Prayer for the Spirit makes people watchful and sensitive. It makes them vulnerable and stimulates all the powers of the imagination to perceive the coming of God in the liberation of man and to move into accord with it. This prayer therefore leads to political watchfulness, and political watchfulness leads to prayer. The spirituality of fellowship with Christ grows up between solitude with Christ and fellowship with others. It is seldom manifested in any other way than: ‘We are always carrying in the body the death of Jesus, so that the life of Jesus may be manifested in our mortal flesh’ (2 Cor. 4:10).
We cannot ‘make’ a messianic way of life. It is not practice that makes perfect here; it is suffering and hope. This way of life is created by the Spirit where people, personally and collectively, discover their life and the history of their lives in the comprehensive history of Christ, and participate in the history of God’s dealings with the world.

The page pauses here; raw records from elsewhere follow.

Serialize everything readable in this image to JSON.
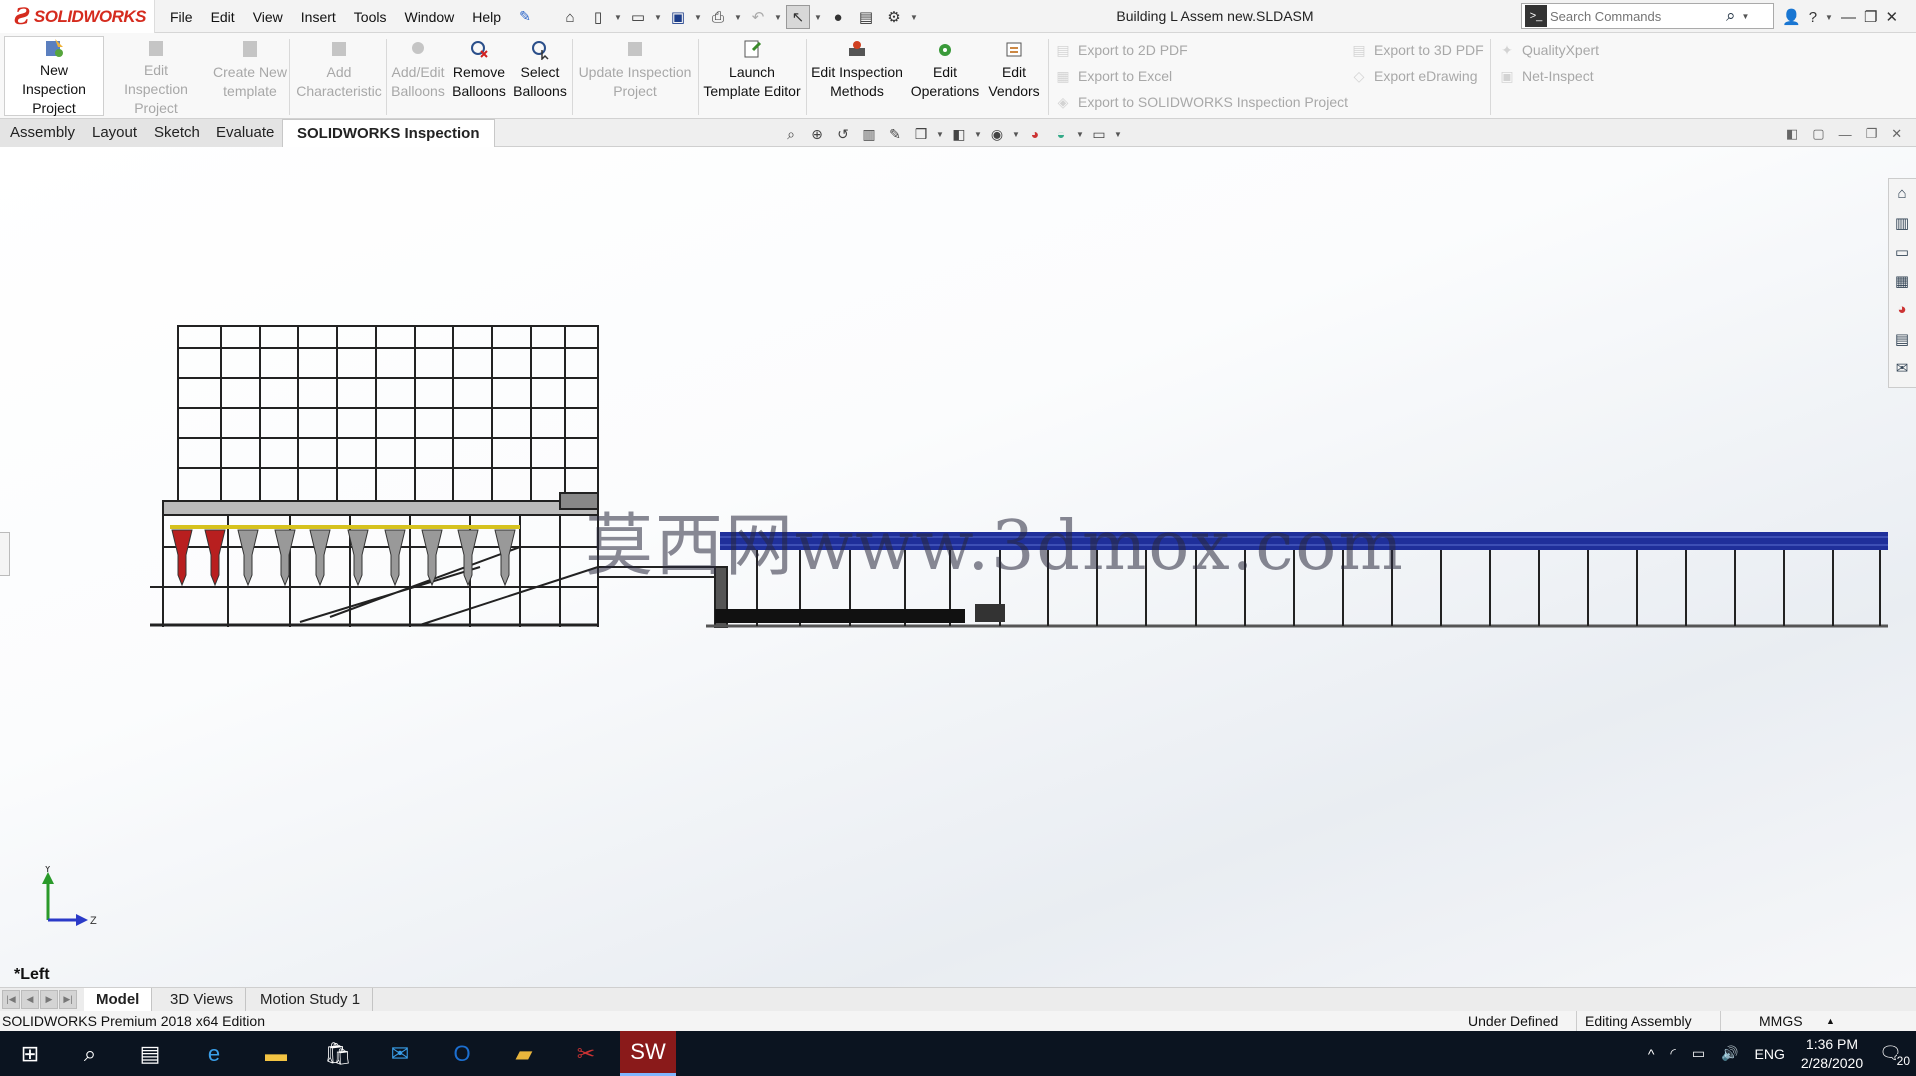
{
  "app": {
    "logo_text": "SOLIDWORKS",
    "doc_title": "Building L Assem new.SLDASM"
  },
  "menus": [
    "File",
    "Edit",
    "View",
    "Insert",
    "Tools",
    "Window",
    "Help"
  ],
  "search": {
    "placeholder": "Search Commands"
  },
  "ribbon": {
    "new_inspection_project": "New Inspection Project",
    "edit_inspection_project": "Edit Inspection Project",
    "create_new_template": "Create New template",
    "add_characteristic": "Add Characteristic",
    "add_edit_balloons": "Add/Edit Balloons",
    "remove_balloons": "Remove Balloons",
    "select_balloons": "Select Balloons",
    "update_inspection_project": "Update Inspection Project",
    "launch_template_editor": "Launch Template Editor",
    "edit_inspection_methods": "Edit Inspection Methods",
    "edit_operations": "Edit Operations",
    "edit_vendors": "Edit Vendors",
    "export_2d_pdf": "Export to 2D PDF",
    "export_excel": "Export to Excel",
    "export_sw_inspection": "Export to SOLIDWORKS Inspection Project",
    "export_3d_pdf": "Export to 3D PDF",
    "export_edrawing": "Export eDrawing",
    "qualityxpert": "QualityXpert",
    "net_inspect": "Net-Inspect"
  },
  "tabs": [
    "Assembly",
    "Layout",
    "Sketch",
    "Evaluate",
    "SOLIDWORKS Inspection"
  ],
  "viewport": {
    "view_label": "*Left",
    "axis_y": "Y",
    "axis_z": "Z",
    "watermark": "莫西网www.3dmox.com"
  },
  "bottom_tabs": [
    "Model",
    "3D Views",
    "Motion Study 1"
  ],
  "status": {
    "edition": "SOLIDWORKS Premium 2018 x64 Edition",
    "state": "Under Defined",
    "mode": "Editing Assembly",
    "units": "MMGS"
  },
  "taskbar": {
    "lang": "ENG",
    "time": "1:36 PM",
    "date": "2/28/2020",
    "notifications": "20"
  },
  "colors": {
    "accent": "#d52b1e",
    "conveyor": "#1f2f9a",
    "taskbar": "#0b1420"
  }
}
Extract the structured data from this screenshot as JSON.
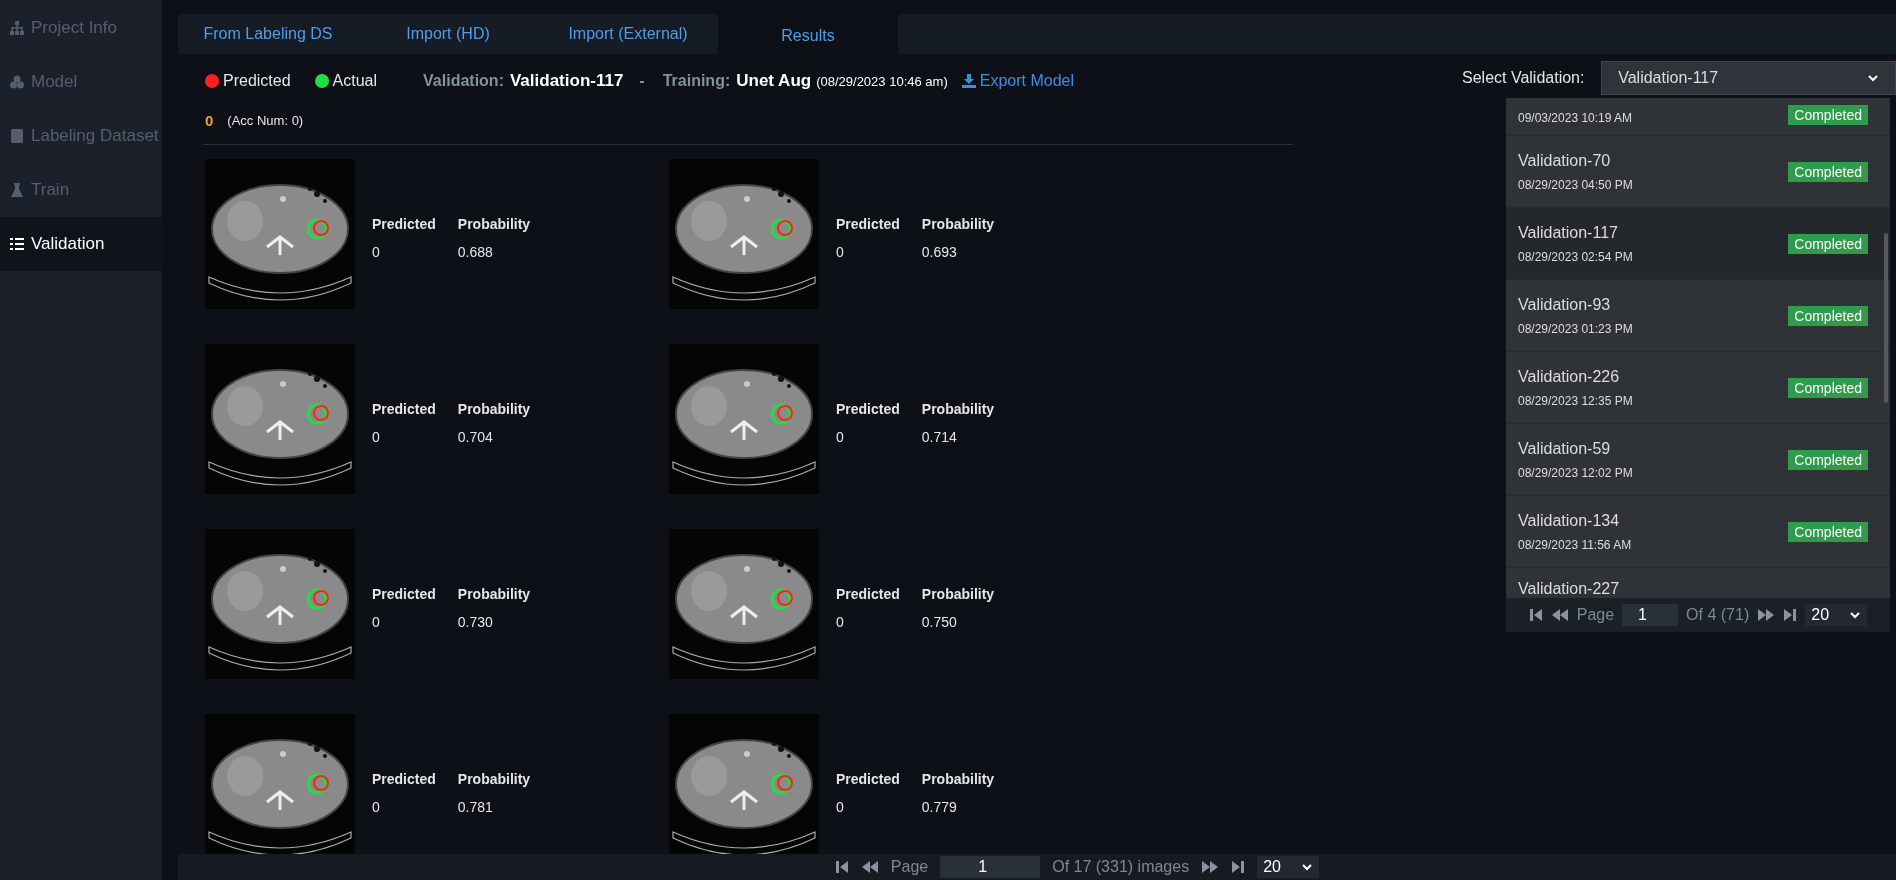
{
  "sidebar": {
    "items": [
      {
        "label": "Project Info",
        "kind": "sitemap",
        "selected": false
      },
      {
        "label": "Model",
        "kind": "cubes",
        "selected": false
      },
      {
        "label": "Labeling Dataset",
        "kind": "book",
        "selected": false
      },
      {
        "label": "Train",
        "kind": "flask",
        "selected": false
      },
      {
        "label": "Validation",
        "kind": "list",
        "selected": true
      }
    ]
  },
  "tabs": [
    {
      "label": "From Labeling DS",
      "selected": false
    },
    {
      "label": "Import (HD)",
      "selected": false
    },
    {
      "label": "Import (External)",
      "selected": false
    },
    {
      "label": "Results",
      "selected": true
    }
  ],
  "legend": [
    {
      "label": "Predicted",
      "color": "#ff2020"
    },
    {
      "label": "Actual",
      "color": "#20e040"
    }
  ],
  "summary": {
    "validation_label": "Validation:",
    "validation": "Validation-117",
    "separator": "-",
    "training_label": "Training:",
    "training": "Unet Aug",
    "training_date": "(08/29/2023 10:46 am)",
    "export": "Export Model"
  },
  "accuracy": {
    "count": "0",
    "note": "(Acc Num: 0)"
  },
  "results": [
    {
      "predicted_label": "Predicted",
      "probability_label": "Probability",
      "predicted": "0",
      "probability": "0.688"
    },
    {
      "predicted_label": "Predicted",
      "probability_label": "Probability",
      "predicted": "0",
      "probability": "0.693"
    },
    {
      "predicted_label": "Predicted",
      "probability_label": "Probability",
      "predicted": "0",
      "probability": "0.704"
    },
    {
      "predicted_label": "Predicted",
      "probability_label": "Probability",
      "predicted": "0",
      "probability": "0.714"
    },
    {
      "predicted_label": "Predicted",
      "probability_label": "Probability",
      "predicted": "0",
      "probability": "0.730"
    },
    {
      "predicted_label": "Predicted",
      "probability_label": "Probability",
      "predicted": "0",
      "probability": "0.750"
    },
    {
      "predicted_label": "Predicted",
      "probability_label": "Probability",
      "predicted": "0",
      "probability": "0.781"
    },
    {
      "predicted_label": "Predicted",
      "probability_label": "Probability",
      "predicted": "0",
      "probability": "0.779"
    }
  ],
  "pager": {
    "label": "Page",
    "page": "1",
    "of": "Of 17 (331) images",
    "page_size": "20"
  },
  "select_validation": {
    "label": "Select Validation:",
    "value": "Validation-117",
    "options": [
      {
        "date": "09/03/2023 10:19 AM",
        "status": "Completed",
        "selected": false
      },
      {
        "name": "Validation-70",
        "date": "08/29/2023 04:50 PM",
        "status": "Completed",
        "selected": false
      },
      {
        "name": "Validation-117",
        "date": "08/29/2023 02:54 PM",
        "status": "Completed",
        "selected": true
      },
      {
        "name": "Validation-93",
        "date": "08/29/2023 01:23 PM",
        "status": "Completed",
        "selected": false
      },
      {
        "name": "Validation-226",
        "date": "08/29/2023 12:35 PM",
        "status": "Completed",
        "selected": false
      },
      {
        "name": "Validation-59",
        "date": "08/29/2023 12:02 PM",
        "status": "Completed",
        "selected": false
      },
      {
        "name": "Validation-134",
        "date": "08/29/2023 11:56 AM",
        "status": "Completed",
        "selected": false
      },
      {
        "name": "Validation-227",
        "selected": false
      }
    ],
    "pager": {
      "label": "Page",
      "page": "1",
      "of": "Of 4 (71)",
      "page_size": "20"
    }
  }
}
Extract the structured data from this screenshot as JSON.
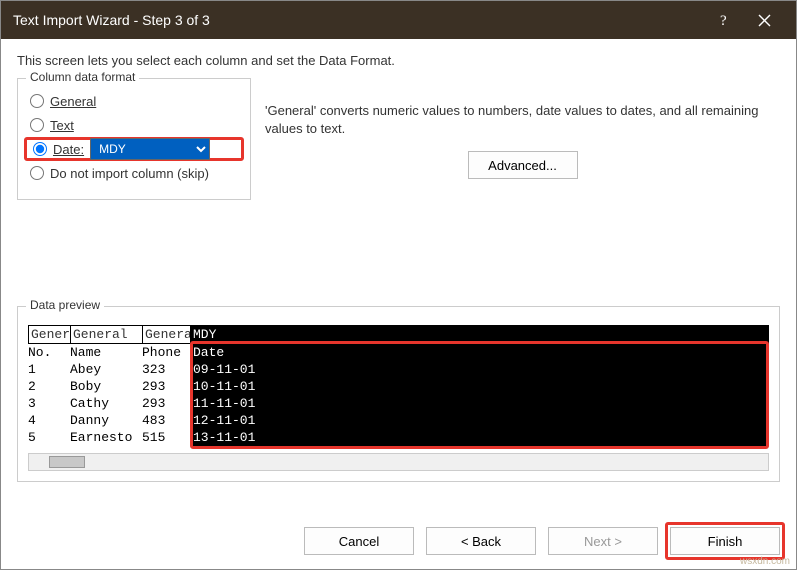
{
  "titlebar": {
    "title": "Text Import Wizard - Step 3 of 3"
  },
  "instruction": "This screen lets you select each column and set the Data Format.",
  "format_group": {
    "legend": "Column data format",
    "general": "General",
    "text": "Text",
    "date": "Date:",
    "date_value": "MDY",
    "skip": "Do not import column (skip)"
  },
  "side": {
    "desc": "'General' converts numeric values to numbers, date values to dates, and all remaining values to text.",
    "advanced": "Advanced..."
  },
  "preview": {
    "legend": "Data preview",
    "headers": [
      "Gener",
      "General",
      "Genera",
      "MDY"
    ],
    "rows": [
      [
        "No.",
        "Name",
        "Phone",
        "Date"
      ],
      [
        "1",
        "Abey",
        "323",
        "09-11-01"
      ],
      [
        "2",
        "Boby",
        "293",
        "10-11-01"
      ],
      [
        "3",
        "Cathy",
        "293",
        "11-11-01"
      ],
      [
        "4",
        "Danny",
        "483",
        "12-11-01"
      ],
      [
        "5",
        "Earnesto",
        "515",
        "13-11-01"
      ]
    ]
  },
  "buttons": {
    "cancel": "Cancel",
    "back": "<  Back",
    "next": "Next  >",
    "finish": "Finish"
  },
  "watermark": "wsxdn.com"
}
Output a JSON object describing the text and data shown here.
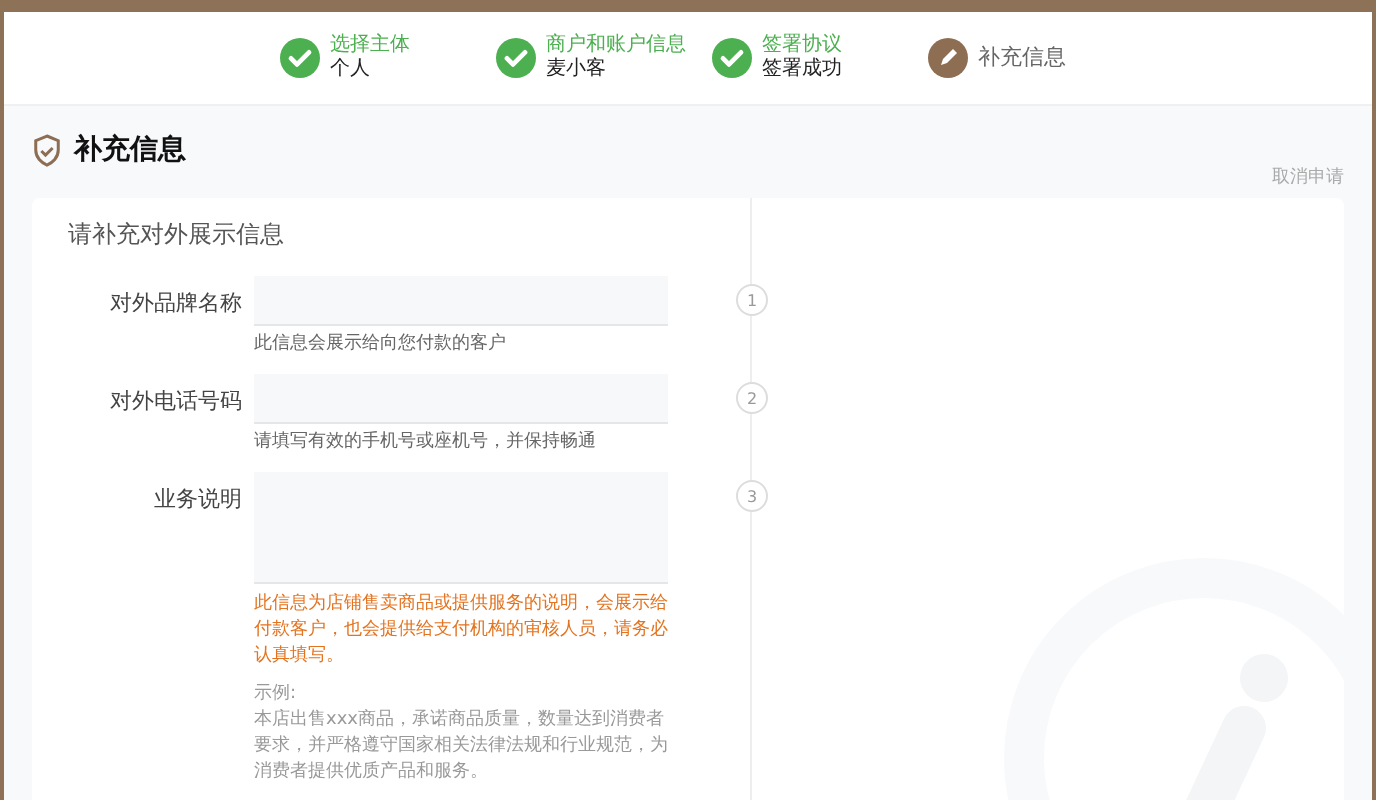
{
  "steps": [
    {
      "label": "选择主体",
      "value": "个人",
      "completed": true
    },
    {
      "label": "商户和账户信息",
      "value": "麦小客",
      "completed": true
    },
    {
      "label": "签署协议",
      "value": "签署成功",
      "completed": true
    },
    {
      "label": "补充信息",
      "completed": false
    }
  ],
  "page_title": "补充信息",
  "cancel_link": "取消申请",
  "section_title": "请补充对外展示信息",
  "fields": [
    {
      "label": "对外品牌名称",
      "kind": "input",
      "number": "1",
      "hint": "此信息会展示给向您付款的客户",
      "hint_warning": false
    },
    {
      "label": "对外电话号码",
      "kind": "input",
      "number": "2",
      "hint": "请填写有效的手机号或座机号，并保持畅通",
      "hint_warning": false
    },
    {
      "label": "业务说明",
      "kind": "textarea",
      "number": "3",
      "hint": "此信息为店铺售卖商品或提供服务的说明，会展示给付款客户，也会提供给支付机构的审核人员，请务必认真填写。",
      "hint_warning": true,
      "example_label": "示例:",
      "example": "本店出售xxx商品，承诺商品质量，数量达到消费者要求，并严格遵守国家相关法律法规和行业规范，为消费者提供优质产品和服务。"
    }
  ]
}
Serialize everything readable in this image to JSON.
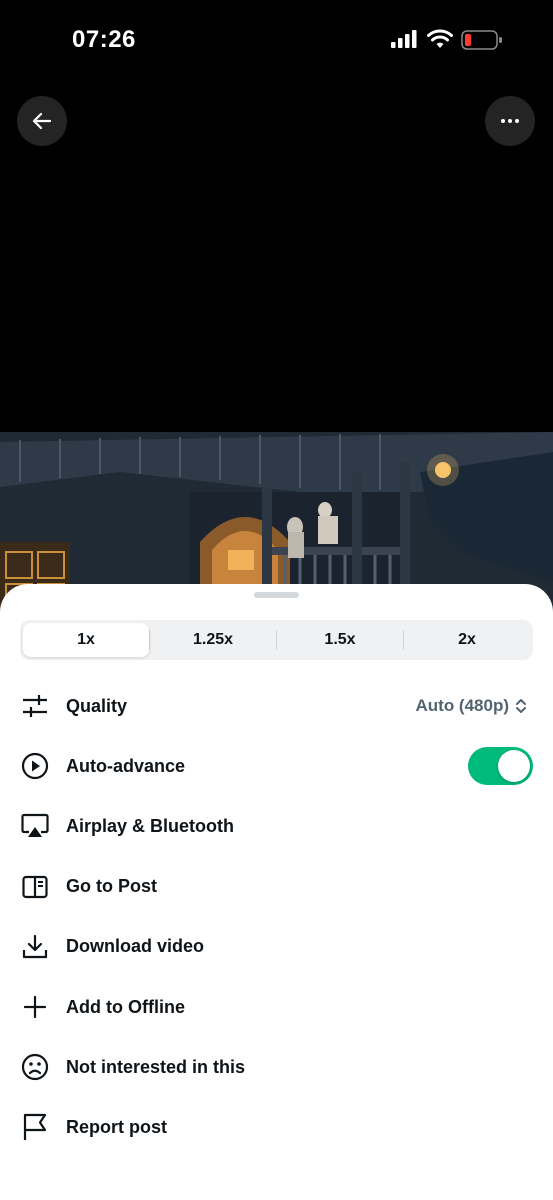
{
  "status_bar": {
    "time": "07:26"
  },
  "speed": {
    "options": [
      "1x",
      "1.25x",
      "1.5x",
      "2x"
    ],
    "selected": "1x"
  },
  "menu": {
    "quality": {
      "label": "Quality",
      "value": "Auto (480p)"
    },
    "auto_advance": {
      "label": "Auto-advance",
      "enabled": true
    },
    "airplay": {
      "label": "Airplay & Bluetooth"
    },
    "go_to_post": {
      "label": "Go to Post"
    },
    "download": {
      "label": "Download video"
    },
    "add_offline": {
      "label": "Add to Offline"
    },
    "not_interested": {
      "label": "Not interested in this"
    },
    "report": {
      "label": "Report post"
    }
  },
  "icons": {
    "back": "arrow-left-icon",
    "more": "more-horizontal-icon",
    "quality": "sliders-icon",
    "auto_advance": "play-circle-icon",
    "airplay": "airplay-icon",
    "go_to_post": "post-panel-icon",
    "download": "download-icon",
    "add_offline": "plus-icon",
    "not_interested": "frown-icon",
    "report": "flag-icon"
  },
  "colors": {
    "toggle_on": "#00ba7c",
    "battery_low": "#ff3b30",
    "secondary_text": "#536471"
  }
}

The rebirth of the individual and the fellowship then becomes the sign and foretaste of the coming rebirth of the whole creation. Fellowship with the crucified Jesus leads to the fellowship of the world’s messianic suffering. Fellowship with the risen Christ leads to the dawn of the liberty of the messianic era. In the light of the messianic history of God the life reborn in pain begins to shine—but not of its own power. Its fragments and beginnings become lived and suffered signposts of hope for others. Anyone who enquires seriously about ‘the sacrament of the Spirit’ and its signs will not pass over this sign of the lived life. In life together with the Messiah his life will itself be forged into a messianic sign.